Tafsir Ibn Katsir, Biografi Pengarang dan Karakteristika Tafsirnya #2
January 29, 2015
Add Comment
Corak Tafsir Ibn Katsîr
Sekilas Tafsir Ibn Katsîr
Tafsir Ibn Katsîr dengan nama Tafsîr al-Qur’ân al-‘azîm[1] termasuk terkategorikan tafsir yang populer, terdapat
sejumlah muktasar (ringkasan) terhadap tafsîr Ibn Katsîr,
di antaranya: pertama: al-Dûr al-Munîr karya ‘Afîf al-Dîn bin Sa’îd, kedua: ‘Umdat
al-Tafsîr ‘an al-hâfid Ibn al-Katsîr karya Ahmad
Muhammad Syâkir tahun 1977 ketiga: Mukhtasar Tafsîr Ibn Katsîr karya
Muhammad Karîm Râjih. Beirut 1988 keempat: Mukhtasar Tafsîr
Ibn Katsîr karya Muhammad ‘Alî al-Sâbunî[2] Untuk lebih mengetahui sumber penafsiran tafsir Ibn
Katsîr, dapat dijumpai dalam mukadimahnya:
“Metode
penafsiran yang paling sahih ialah penafsiran al-Qur’ân dengan al-Qur’ân. Ayat
yang mujmal pada suatu tempat dijelaskan di tempat lain. Apabila metode
itu tidak dapat anda lakukan, maka tafsirkanlah dengan Sunnah karena ia
merupakan penjelasan bagi al-Qur’ân.... Apabila anda tidak dapat menafsirkan
al-Qur’ân dengan Sunnah maka kita semua merujuk kepada tafsiran para sahabat
r.a. (karena) mereka lebih mengetahui hal itu,
mereka juga melihat fakta dan kondisi kejadian sunnah. Mereka memiliki
pemahaman yang sempurna, ilmu yang sahih, dan amal saleh, tentu saja dari mereka
terdapat sahabat senior mereka dan Khulafâ al-Râsyidîn, dan para imam yang
mendapatkan pentunjuk, terdapat pula Abdullâh bin Mas’ûd ra. Apabila tidak
ditemukan tafsirannya dalam al-Qur’ân, dalam sunnah, dan dari atsar
Sahabat, maka lihatlah penjelasan Tâbi’în seperti Mujâhid bin Jabar” [3]

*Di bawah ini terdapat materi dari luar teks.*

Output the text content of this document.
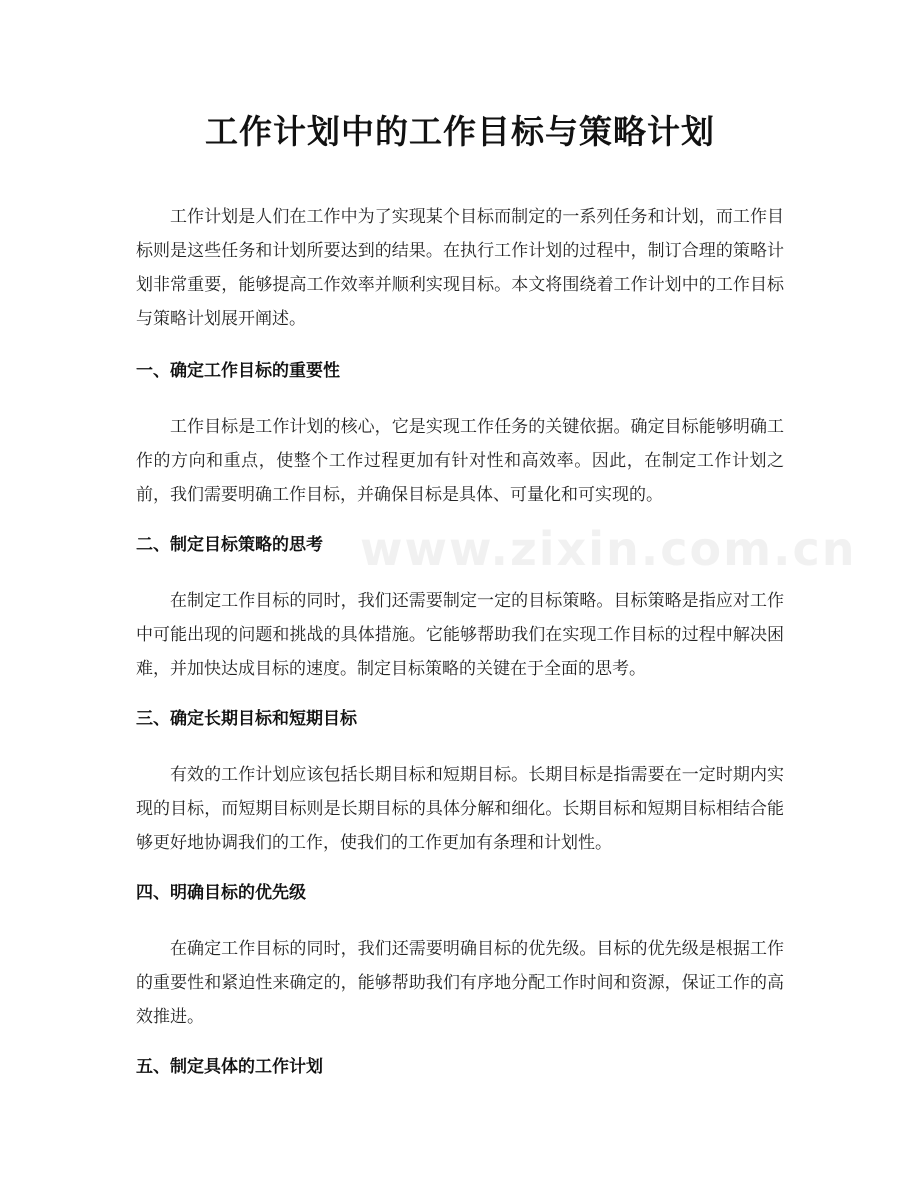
工作计划中的工作目标与策略计划

工作计划是人们在工作中为了实现某个目标而制定的一系列任务和计划，而工作目标则是这些任务和计划所要达到的结果。在执行工作计划的过程中，制订合理的策略计划非常重要，能够提高工作效率并顺利实现目标。本文将围绕着工作计划中的工作目标与策略计划展开阐述。

一、确定工作目标的重要性

工作目标是工作计划的核心，它是实现工作任务的关键依据。确定目标能够明确工作的方向和重点，使整个工作过程更加有针对性和高效率。因此，在制定工作计划之前，我们需要明确工作目标，并确保目标是具体、可量化和可实现的。

二、制定目标策略的思考

在制定工作目标的同时，我们还需要制定一定的目标策略。目标策略是指应对工作中可能出现的问题和挑战的具体措施。它能够帮助我们在实现工作目标的过程中解决困难，并加快达成目标的速度。制定目标策略的关键在于全面的思考。

三、确定长期目标和短期目标

有效的工作计划应该包括长期目标和短期目标。长期目标是指需要在一定时期内实现的目标，而短期目标则是长期目标的具体分解和细化。长期目标和短期目标相结合能够更好地协调我们的工作，使我们的工作更加有条理和计划性。

四、明确目标的优先级

在确定工作目标的同时，我们还需要明确目标的优先级。目标的优先级是根据工作的重要性和紧迫性来确定的，能够帮助我们有序地分配工作时间和资源，保证工作的高效推进。

五、制定具体的工作计划
www.zixin.com.cn
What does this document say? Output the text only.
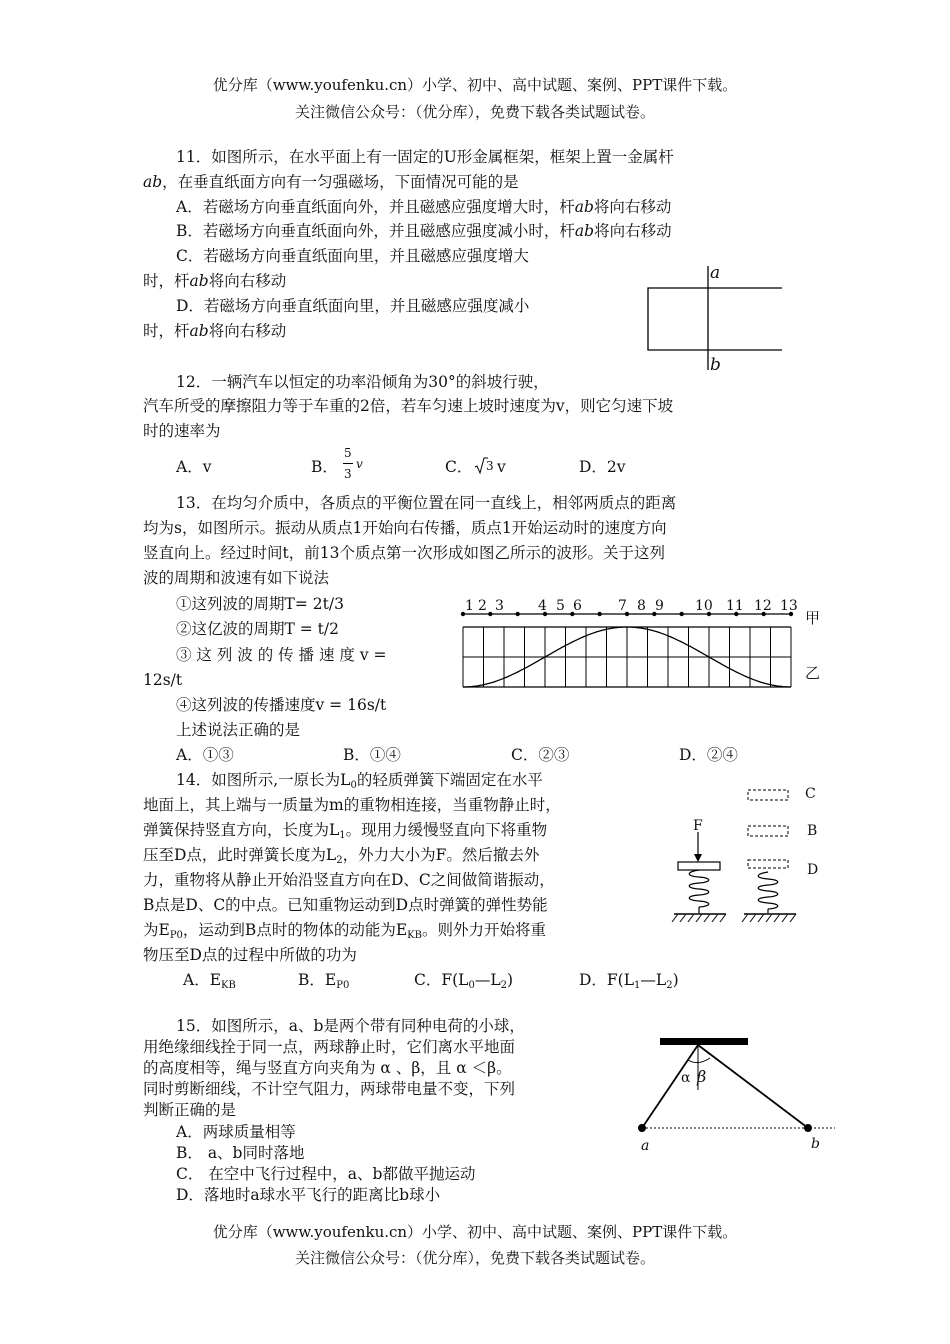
优分库（www.youfenku.cn）小学、初中、高中试题、案例、PPT课件下载。
关注微信公众号：（优分库），免费下载各类试题试卷。
11．如图所示，在水平面上有一固定的U形金属框架，框架上置一金属杆
ab，在垂直纸面方向有一匀强磁场，下面情况可能的是
A．若磁场方向垂直纸面向外，并且磁感应强度增大时，杆ab将向右移动
B．若磁场方向垂直纸面向外，并且磁感应强度减小时，杆ab将向右移动
C．若磁场方向垂直纸面向里，并且磁感应强度增大
时，杆ab将向右移动
D．若磁场方向垂直纸面向里，并且磁感应强度减小
时，杆ab将向右移动
a
b
12．一辆汽车以恒定的功率沿倾角为30°的斜坡行驶，
汽车所受的摩擦阻力等于车重的2倍，若车匀速上坡时速度为v，则它匀速下坡
时的速率为
A．v	B．
5
3
v	C． 3 v	D．2v
13．在均匀介质中，各质点的平衡位置在同一直线上，相邻两质点的距离
均为s，如图所示。振动从质点1开始向右传播，质点1开始运动时的速度方向
竖直向上。经过时间t，前13个质点第一次形成如图乙所示的波形。关于这列
波的周期和波速有如下说法
①这列波的周期T= 2t/3
②这亿波的周期T = t/2
③ 这 列 波 的 传 播 速 度 v =
12s/t
④这列波的传播速度v = 16s/t
上述说法正确的是
A．①③	B．①④	C．②③	D．②④
1 2 3 4 5 6	7 8 9 10 11 12 13
甲
乙
14．如图所示,一原长为$L_0$的轻质弹簧下端固定在水平
地面上，其上端与一质量为m的重物相连接，当重物静止时，
弹簧保持竖直方向，长度为$L_1$。现用力缓慢竖直向下将重物
压至D点，此时弹簧长度为$L_2$，外力大小为F。然后撤去外
力，重物将从静止开始沿竖直方向在D、C之间做简谐振动，
B点是D、C的中点。已知重物运动到D点时弹簧的弹性势能
为$E_{P0}$，运动到B点时的物体的动能为$E_{KB}$。则外力开始将重
物压至D点的过程中所做的功为
A．$E_{KB}$	B．$E_{P0}$	C．$F(L_0—L_2)$	D．$F(L_1—L_2)$
C
B
D
F
15．如图所示，a、b是两个带有同种电荷的小球，
用绝缘细线拴于同一点，两球静止时，它们离水平地面
的高度相等，绳与竖直方向夹角为 α 、β，且 α ＜β。
同时剪断细线，不计空气阻力，两球带电量不变，下列
判断正确的是
A．两球质量相等
B． a、b同时落地
C． 在空中飞行过程中，a、b都做平抛运动
D．落地时a球水平飞行的距离比b球小
α β
a	b
优分库（www.youfenku.cn）小学、初中、高中试题、案例、PPT课件下载。
关注微信公众号：（优分库），免费下载各类试题试卷。
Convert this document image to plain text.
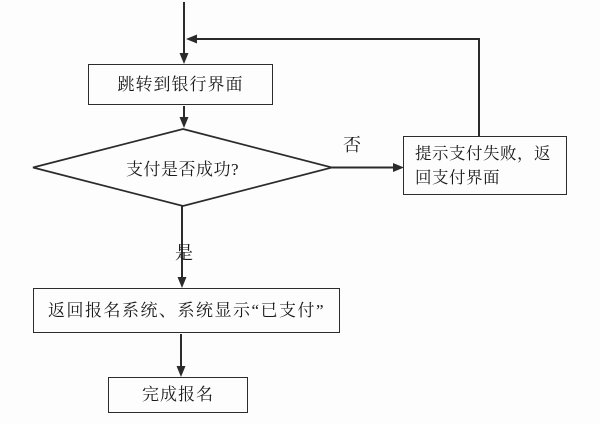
跳转到银行界面
支付是否成功?
否
是
提示支付失败，返
回支付界面
返回报名系统、系统显示“已支付”
完成报名
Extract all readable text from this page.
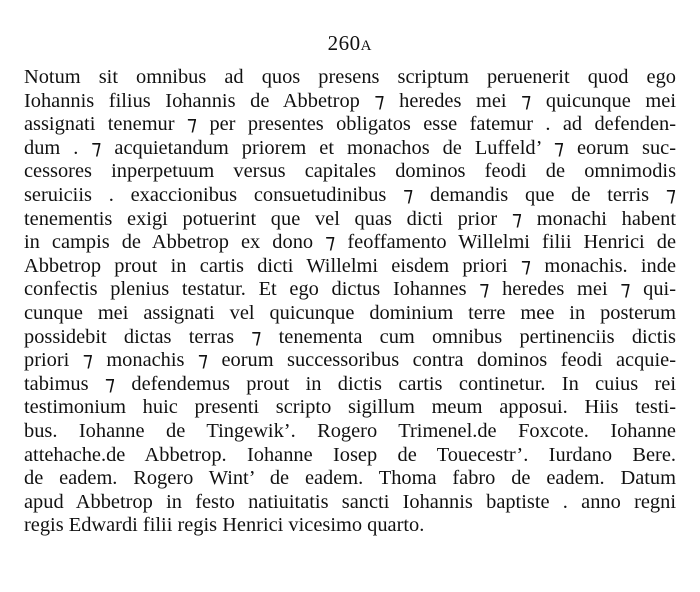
260A
Notum sit omnibus ad quos presens scriptum peruenerit quod ego
Iohannis filius Iohannis de Abbetrop ⁊ heredes mei ⁊ quicunque mei
assignati tenemur ⁊ per presentes obligatos esse fatemur . ad defenden-
dum . ⁊ acquietandum priorem et monachos de Luffeld’ ⁊ eorum suc-
cessores inperpetuum versus capitales dominos feodi de omnimodis
seruiciis . exaccionibus consuetudinibus ⁊ demandis que de terris ⁊
tenementis exigi potuerint que vel quas dicti prior ⁊ monachi habent
in campis de Abbetrop ex dono ⁊ feoffamento Willelmi filii Henrici de
Abbetrop prout in cartis dicti Willelmi eisdem priori ⁊ monachis. inde
confectis plenius testatur. Et ego dictus Iohannes ⁊ heredes mei ⁊ qui-
cunque mei assignati vel quicunque dominium terre mee in posterum
possidebit dictas terras ⁊ tenementa cum omnibus pertinenciis dictis
priori ⁊ monachis ⁊ eorum successoribus contra dominos feodi acquie-
tabimus ⁊ defendemus prout in dictis cartis continetur. In cuius rei
testimonium huic presenti scripto sigillum meum apposui. Hiis testi-
bus. Iohanne de Tingewik’. Rogero Trimenel.de Foxcote. Iohanne
attehache.de Abbetrop. Iohanne Iosep de Touecestr’. Iurdano Bere.
de eadem. Rogero Wint’ de eadem. Thoma fabro de eadem. Datum
apud Abbetrop in festo natiuitatis sancti Iohannis baptiste . anno regni
regis Edwardi filii regis Henrici vicesimo quarto.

Ibn Katsîr mengkategorikan
penafsiran sahabat, dan tâbi’în dalam katagori Tafsir bi al-Ma’tsûr[4]. Perbedaan dalam penafsiran
baik di kalangan sahabat maupun di kalangan Tâbi’în, bagi Ibn Katsîr tidak
dijadikan titik lemah, karena perbedaan tersebut bukan merupakan perbedaan yang
prinsipil, memang bagi orang yang kurang memahami akan tergesa-gesa
berkesimpulan bahwa telah ada pertentangan[5].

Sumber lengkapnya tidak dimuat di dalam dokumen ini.